Mast cells in human allografted kidney: correlation with interstitial fibrosis.

Introduction: Chronic allograft nephropathy is the major cause of long-term graft failure in human allografted kidney transplantation. In addition to macrophages and T lymphocytes, mast cells have been shown to increase in chronic allograft nephropathy. The present study examined tryptase-positive mast cells and microvessels in the allografted kidney.

Materials And Methods: We selected 131 biopsy specimens obtained from 100 allografted, 14 non-grafted renal biopsy specimens and nine nephrectomy specimens due to renal cell carcinomas. Formalin-fixed, paraffin- embedded specimens were immunostained using primary antibodies for mast cell tryptase, mast cell chymase and CD34. The number of the mast cells and microvessels was counted in at least 20 high-power fields (10 x 40).
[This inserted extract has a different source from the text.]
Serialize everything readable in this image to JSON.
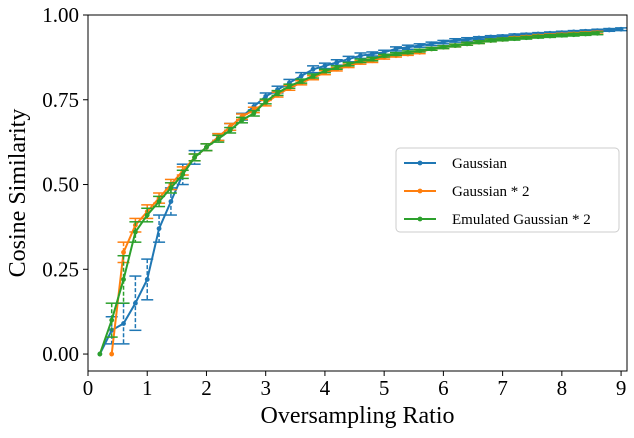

Results: Tryptase-positive mast cells outnumbered chymase, toluidine blue or naphthol-AS-D choloacetate-positive mast cells. The mean number of the tryptase-positive mast cells was significantly higher in the 36 specimens with chronic allograft nephropathy (5.1 +/- 3.5) among the grafted kidneys with other disease categories (P < 0.001). In the chronic allograft nephropathy, the mean numbers of mast cells was significantly higher in Ci 2 + Ci 3 (n = 20; 6.4 +/- 3.89) than in Ci 1 (n = 16; 3.6 +/- 2.65) (P < 0.01). In the non-grafted kidney, the number of mast cells was highest in the four specimens with diabetic nephropathy. Mast cells and microvessels were analysed in the two representative cases, which subsequently developed chronic allograft nephropathy. Both of the cases showed the highest number of mast cells in chronic allograft nephropathy. In contrast, the mean number of microvessels tended to decrease along with interstitial fibrosis.

Conclusions: This study demonstrated clearly a close association between renal interstitial fibrosis and mast cells, which might play an important role in the development of chronic allograft nephropathy.